Column
Een vrouw die twee weken lang haar haar niet mag wassen, dat is me wat
Auteur en freelancejournalist Marnix Peeters (°1965) schrijft vanop zijn berg in de Oostkantons. Zijn nieuwe roman Kijk niet zo konijntje ligt nu in de boekhandel.
Mijn vrouw was laatst aan het hoofd geopereerd – niets ernstigs, een cyste op een haarwortel – en mocht twee weken lang, tot de draadjes eruit mochten, haar haar niet wassen. Je denkt: als het dat maar is, maar een vrouw die twee weken lang haar haar niet mag wassen, dat is me wat.
Om zich voor de schande te behoeden, droeg ze een hoofddoek, waardoor ze op een moslimvrouw leek. Dat had allerlei gevolgen, die zich al dan niet in haar hoofd afspeelden. Zo liet op haar eerste ochtend als moslima de buschauffeur haar staan (wij waren voor de operatie naar Antwerpen gekomen). Ook lachten andere moslimmeisjes nu naar haar, had ze de indruk. En in een café waar wij een pintje waren gaan drinken, had de man aan de bingokast kwaad naar haar staan kijken.
Het is natuurlijk allemaal maar de vraag, zei ik. Ik kom ook wel eens boertige buschauffeurs tegen, en glimlachende moslimmeisjes en kwaaie bingospelers.
En er bestaat zoiets als the eye of the beholder, zei mijn vrouw. Maar er bestaan ook racisten. Het was in elk geval, hoe besluiteloos ook, een interessant experiment.
Op de laatste dag ervan kocht zij in het Kruidvat voor zestig euro haarverzorgingsproducten om vervolgens een uur lang de douche niet uit te komen. In een wolk van Schwarzkopf reden wij terug naar onze berg.
De stad wordt almaar hardvochtiger en brutaler, zei ik. Aan elk kruispunt word je als fietser bijna van je sokken gereden door roodrijders. Gisteren riep er zelfs zo eentje iets lelijks uit zijn autoraampje, nadat hij had moeten uitwijken toen ik door het groen fietste. Het is bijna apengedrag.
Misschien valt het je harder op doordat je minder en minder in de stad komt, zei mijn vrouw. Als je weinig met de auto rijdt, lijkt het wegverkeer ook elke keer meer op een jungle.
Misschien zijn de mensen in paniek, zei ik. Voelen ze dat de wereld gaat veranderen, dat hun rijk bedreigd wordt en dat er niets aan te doen is, en worden ze daardoor bang en ruw. Gaan ze met hun armen om hun gelijk zitten: afblijven!
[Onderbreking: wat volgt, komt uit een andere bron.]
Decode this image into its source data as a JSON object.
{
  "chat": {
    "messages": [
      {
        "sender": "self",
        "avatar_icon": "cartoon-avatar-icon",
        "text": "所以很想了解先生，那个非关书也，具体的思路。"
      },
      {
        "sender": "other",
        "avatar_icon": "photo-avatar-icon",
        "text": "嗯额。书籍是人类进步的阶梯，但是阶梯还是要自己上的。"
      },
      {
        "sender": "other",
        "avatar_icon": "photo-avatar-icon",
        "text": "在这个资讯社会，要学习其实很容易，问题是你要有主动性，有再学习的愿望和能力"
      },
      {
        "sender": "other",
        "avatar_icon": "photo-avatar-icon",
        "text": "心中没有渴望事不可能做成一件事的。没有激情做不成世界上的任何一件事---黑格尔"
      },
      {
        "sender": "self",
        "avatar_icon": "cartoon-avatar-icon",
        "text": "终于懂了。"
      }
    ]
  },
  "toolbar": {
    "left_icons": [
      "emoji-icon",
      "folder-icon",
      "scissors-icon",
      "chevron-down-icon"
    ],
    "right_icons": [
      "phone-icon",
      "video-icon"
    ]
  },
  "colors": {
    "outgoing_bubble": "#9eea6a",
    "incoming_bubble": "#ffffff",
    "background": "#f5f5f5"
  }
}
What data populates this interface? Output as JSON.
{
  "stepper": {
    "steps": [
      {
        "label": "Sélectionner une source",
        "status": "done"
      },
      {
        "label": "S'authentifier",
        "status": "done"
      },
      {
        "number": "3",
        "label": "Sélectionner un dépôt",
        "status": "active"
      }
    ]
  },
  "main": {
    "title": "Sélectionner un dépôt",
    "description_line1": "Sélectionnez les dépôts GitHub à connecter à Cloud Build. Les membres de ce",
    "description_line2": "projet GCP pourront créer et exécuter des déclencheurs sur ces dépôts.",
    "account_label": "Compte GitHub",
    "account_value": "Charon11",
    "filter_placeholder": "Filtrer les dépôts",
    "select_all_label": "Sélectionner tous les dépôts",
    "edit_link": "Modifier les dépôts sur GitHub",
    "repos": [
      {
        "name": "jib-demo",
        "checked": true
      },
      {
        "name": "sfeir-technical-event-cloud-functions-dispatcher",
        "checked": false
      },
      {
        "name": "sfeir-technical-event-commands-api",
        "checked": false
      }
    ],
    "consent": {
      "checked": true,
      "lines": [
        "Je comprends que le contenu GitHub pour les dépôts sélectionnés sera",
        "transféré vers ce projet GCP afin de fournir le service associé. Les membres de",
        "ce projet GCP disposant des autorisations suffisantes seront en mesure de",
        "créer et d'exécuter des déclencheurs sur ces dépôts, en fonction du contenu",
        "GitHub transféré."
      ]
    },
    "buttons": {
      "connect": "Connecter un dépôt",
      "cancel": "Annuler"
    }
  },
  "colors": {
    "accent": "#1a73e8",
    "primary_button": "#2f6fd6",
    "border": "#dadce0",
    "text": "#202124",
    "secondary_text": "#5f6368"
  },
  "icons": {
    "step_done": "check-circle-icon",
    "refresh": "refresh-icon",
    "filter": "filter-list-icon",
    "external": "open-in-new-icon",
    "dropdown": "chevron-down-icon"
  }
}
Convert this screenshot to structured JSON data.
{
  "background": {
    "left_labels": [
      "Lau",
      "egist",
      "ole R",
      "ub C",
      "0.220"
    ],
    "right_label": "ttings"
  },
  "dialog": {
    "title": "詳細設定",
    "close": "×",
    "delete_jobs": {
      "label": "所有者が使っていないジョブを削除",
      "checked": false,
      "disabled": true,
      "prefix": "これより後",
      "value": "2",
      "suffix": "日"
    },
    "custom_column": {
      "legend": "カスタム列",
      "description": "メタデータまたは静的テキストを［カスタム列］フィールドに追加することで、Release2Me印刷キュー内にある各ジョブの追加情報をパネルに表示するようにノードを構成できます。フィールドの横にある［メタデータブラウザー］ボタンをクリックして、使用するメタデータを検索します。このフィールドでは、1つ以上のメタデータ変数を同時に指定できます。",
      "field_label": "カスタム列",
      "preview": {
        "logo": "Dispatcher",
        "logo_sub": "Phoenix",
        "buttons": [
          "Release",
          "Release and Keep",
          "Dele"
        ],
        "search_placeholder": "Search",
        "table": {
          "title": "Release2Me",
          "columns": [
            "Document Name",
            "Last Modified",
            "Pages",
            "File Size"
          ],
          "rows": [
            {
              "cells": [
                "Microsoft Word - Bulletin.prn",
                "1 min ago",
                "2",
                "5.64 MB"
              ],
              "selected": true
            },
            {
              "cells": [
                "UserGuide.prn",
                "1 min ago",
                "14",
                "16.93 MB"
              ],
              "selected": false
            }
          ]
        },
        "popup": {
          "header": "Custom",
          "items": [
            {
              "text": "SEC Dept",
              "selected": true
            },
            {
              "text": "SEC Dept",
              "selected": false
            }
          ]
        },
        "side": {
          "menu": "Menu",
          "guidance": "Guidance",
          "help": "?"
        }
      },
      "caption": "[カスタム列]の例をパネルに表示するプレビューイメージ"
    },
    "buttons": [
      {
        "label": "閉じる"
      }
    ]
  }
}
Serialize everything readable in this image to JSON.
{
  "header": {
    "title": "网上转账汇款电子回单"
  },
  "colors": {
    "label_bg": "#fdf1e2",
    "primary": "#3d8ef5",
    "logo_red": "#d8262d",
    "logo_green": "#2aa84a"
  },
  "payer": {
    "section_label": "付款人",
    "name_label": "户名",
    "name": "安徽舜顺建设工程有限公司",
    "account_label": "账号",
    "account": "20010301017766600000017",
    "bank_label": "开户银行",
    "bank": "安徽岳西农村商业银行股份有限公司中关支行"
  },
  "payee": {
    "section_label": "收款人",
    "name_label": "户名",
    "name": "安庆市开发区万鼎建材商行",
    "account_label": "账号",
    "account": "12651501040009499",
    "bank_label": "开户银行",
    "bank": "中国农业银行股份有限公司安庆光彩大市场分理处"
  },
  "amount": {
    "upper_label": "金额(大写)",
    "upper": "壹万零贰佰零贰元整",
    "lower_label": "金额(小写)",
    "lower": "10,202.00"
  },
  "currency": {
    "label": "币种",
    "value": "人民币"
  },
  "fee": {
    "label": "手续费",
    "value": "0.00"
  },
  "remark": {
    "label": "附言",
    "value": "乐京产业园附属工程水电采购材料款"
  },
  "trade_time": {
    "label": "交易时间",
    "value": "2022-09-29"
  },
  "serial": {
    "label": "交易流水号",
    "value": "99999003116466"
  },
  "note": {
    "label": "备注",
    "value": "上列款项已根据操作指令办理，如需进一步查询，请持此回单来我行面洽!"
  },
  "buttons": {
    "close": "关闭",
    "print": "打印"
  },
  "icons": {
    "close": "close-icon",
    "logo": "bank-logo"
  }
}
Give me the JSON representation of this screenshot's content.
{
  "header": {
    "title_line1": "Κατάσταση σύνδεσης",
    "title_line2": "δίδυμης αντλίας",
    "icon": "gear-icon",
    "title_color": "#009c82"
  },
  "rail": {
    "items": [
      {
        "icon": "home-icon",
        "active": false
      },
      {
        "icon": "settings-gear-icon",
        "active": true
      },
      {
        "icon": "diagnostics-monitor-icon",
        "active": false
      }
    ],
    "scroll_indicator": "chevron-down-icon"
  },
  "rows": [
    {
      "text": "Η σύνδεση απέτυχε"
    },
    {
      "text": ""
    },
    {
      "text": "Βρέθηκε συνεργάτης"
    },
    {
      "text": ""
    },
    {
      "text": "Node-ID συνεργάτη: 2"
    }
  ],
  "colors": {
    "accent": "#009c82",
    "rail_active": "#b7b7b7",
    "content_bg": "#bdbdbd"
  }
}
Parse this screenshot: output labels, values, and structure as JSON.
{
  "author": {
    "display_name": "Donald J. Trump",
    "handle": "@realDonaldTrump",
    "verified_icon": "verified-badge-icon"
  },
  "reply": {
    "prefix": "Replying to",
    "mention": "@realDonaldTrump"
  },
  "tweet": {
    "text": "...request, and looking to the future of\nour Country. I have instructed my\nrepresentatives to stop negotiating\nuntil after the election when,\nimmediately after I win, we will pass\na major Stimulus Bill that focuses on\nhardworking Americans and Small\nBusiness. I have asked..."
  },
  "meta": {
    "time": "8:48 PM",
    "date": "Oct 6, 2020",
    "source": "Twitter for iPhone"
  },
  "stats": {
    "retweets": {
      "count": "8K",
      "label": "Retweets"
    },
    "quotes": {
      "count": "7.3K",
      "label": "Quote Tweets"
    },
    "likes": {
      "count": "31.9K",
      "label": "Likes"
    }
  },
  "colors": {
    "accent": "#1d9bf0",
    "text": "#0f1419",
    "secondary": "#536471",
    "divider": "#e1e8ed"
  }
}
Ik kom er niet aan, lachte mijn vrouw.
Van mij mogen ze het houden, zei ik.
Nadat ik de haard had aangemaakt, las ik voort in Something Fishy, een romantische komedie vol luchtige misverstanden en handige toevalligheden van P.G. Wodehouse, een schrijver van wie ik nooit genoeg krijg. Mijn vrouw zat in de zetel dromerig met haar vingers door haar haar te gaan.
Ik denk dat die bingoman echt kwaad was, zei ze. Ik denk dat hij vindt dat ze hem en zijn bingokast met rust moeten laten, met hun armoede en hun hoop op een beter leven. Lekker bingo spelen, heel de dag. De veertiende van de maand alle geld op. En dan gaan bijvragen. Omdat we er recht op hebben. Omdat we er aan de IJzer hard genoeg voor gevochten hebben. Sufkop.
Vooral niet kwaad terug worden, zei ik.